部屋に入った途端に涙腺が爆発して、乃愛に抱きついて、思いっきり泣いた。
「ちゃんと話せた?」
「……うん。別れた」
「……そっか。頑張ったね」
「……乃愛」
「なに?」
「……別れたくない」
「……うん」
「好きだったのに。本当に大好きだったのに」
「うん、知ってるよ」
「……あたし、なんで嘘ついちゃったんだろう」
「あたしもごめんね。言わないほうがいいなんて……無責任だったね」
それは違う。乃愛は悪くない。
嘘をついたのはあたし。言わないと決めたのもあたし。
乃愛はかばってくれたけれど、早百合ちゃんの言う通り、一番悪いのはあたし。
最初は罪悪感があったのに、言わなければバレないんじゃないかと思うようになっていた。
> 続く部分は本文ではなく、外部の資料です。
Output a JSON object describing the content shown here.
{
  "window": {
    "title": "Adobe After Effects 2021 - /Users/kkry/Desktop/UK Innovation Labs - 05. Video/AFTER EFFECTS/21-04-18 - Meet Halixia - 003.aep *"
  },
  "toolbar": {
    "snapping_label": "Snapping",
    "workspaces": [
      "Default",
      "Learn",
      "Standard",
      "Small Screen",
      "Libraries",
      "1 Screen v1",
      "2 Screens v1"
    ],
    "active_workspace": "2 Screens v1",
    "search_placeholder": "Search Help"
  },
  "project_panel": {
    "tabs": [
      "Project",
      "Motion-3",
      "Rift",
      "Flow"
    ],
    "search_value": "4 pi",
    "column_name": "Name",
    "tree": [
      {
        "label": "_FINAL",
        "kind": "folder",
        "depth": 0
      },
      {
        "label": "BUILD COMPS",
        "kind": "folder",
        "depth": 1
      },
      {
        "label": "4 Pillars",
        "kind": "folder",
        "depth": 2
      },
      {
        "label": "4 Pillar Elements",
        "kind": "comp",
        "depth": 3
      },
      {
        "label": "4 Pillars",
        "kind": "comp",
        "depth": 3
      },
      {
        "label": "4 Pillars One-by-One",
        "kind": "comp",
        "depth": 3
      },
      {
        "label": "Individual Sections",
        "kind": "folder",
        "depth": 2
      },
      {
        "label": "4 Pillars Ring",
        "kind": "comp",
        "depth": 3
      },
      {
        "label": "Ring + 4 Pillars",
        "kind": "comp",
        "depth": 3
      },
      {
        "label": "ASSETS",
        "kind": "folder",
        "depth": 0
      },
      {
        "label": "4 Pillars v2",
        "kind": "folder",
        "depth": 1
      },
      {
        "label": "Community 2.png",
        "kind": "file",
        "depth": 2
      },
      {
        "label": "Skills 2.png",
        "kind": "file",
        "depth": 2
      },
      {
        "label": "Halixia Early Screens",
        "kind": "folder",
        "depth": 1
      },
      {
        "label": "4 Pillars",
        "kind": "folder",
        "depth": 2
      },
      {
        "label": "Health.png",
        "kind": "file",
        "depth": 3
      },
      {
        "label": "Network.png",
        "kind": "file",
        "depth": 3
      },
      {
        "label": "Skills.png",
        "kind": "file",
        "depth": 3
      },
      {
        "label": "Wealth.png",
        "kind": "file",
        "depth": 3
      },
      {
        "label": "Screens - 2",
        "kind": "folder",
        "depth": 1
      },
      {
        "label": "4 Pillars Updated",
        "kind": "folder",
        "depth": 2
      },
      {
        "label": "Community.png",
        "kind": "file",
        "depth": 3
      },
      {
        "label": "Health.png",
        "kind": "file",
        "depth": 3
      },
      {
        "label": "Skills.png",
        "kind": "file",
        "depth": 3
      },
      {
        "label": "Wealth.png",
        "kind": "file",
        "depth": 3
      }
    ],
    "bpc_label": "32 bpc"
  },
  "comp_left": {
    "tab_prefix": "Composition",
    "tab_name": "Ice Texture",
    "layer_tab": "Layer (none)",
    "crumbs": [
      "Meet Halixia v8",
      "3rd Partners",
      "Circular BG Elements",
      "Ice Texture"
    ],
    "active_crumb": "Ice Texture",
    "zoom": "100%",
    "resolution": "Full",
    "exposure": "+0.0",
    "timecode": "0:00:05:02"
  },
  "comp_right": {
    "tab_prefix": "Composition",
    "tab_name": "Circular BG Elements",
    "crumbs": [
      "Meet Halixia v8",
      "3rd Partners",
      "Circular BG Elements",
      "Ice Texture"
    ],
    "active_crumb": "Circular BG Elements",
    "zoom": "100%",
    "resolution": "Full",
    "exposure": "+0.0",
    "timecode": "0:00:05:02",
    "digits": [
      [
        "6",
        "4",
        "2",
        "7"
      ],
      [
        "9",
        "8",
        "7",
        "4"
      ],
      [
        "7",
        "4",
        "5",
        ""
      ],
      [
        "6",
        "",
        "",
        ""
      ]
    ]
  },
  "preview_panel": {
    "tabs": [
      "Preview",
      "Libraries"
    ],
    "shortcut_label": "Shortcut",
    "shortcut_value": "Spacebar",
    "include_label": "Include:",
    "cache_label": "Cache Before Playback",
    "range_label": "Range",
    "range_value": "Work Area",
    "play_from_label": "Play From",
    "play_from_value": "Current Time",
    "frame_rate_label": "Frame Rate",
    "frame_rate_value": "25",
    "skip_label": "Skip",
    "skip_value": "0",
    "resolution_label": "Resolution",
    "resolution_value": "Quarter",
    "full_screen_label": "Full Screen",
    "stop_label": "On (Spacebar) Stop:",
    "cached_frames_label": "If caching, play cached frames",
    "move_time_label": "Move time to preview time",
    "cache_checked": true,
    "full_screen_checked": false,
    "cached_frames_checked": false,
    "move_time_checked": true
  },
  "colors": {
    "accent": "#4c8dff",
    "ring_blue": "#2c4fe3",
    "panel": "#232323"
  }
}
たったひとつの嘘でこんなことになるなんて想像していなかった。次第に嘘をついたことさえ忘れかけていた。
なんて浅はかで最低だったんだろう。
どうしてあの時、ちゃんと正直に言わなかったんだろう。
あたしが今泣いてる以上に椎名だって傷ついたはずだ。彼女と友達に隠し事をされていたなんて傷つくに決まってる。初めて好きになった人を傷つけてしまった。
「別れたくないよ――」
椎名に言えなかった言葉を乃愛にぶつけたってしょうがないのに。
拒絶されるのが怖くて泣くことしかできなかった、弱虫な自分が嫌だ。
あたしの初恋は――後悔だらけのまま、たったの半年で終わりを告げた。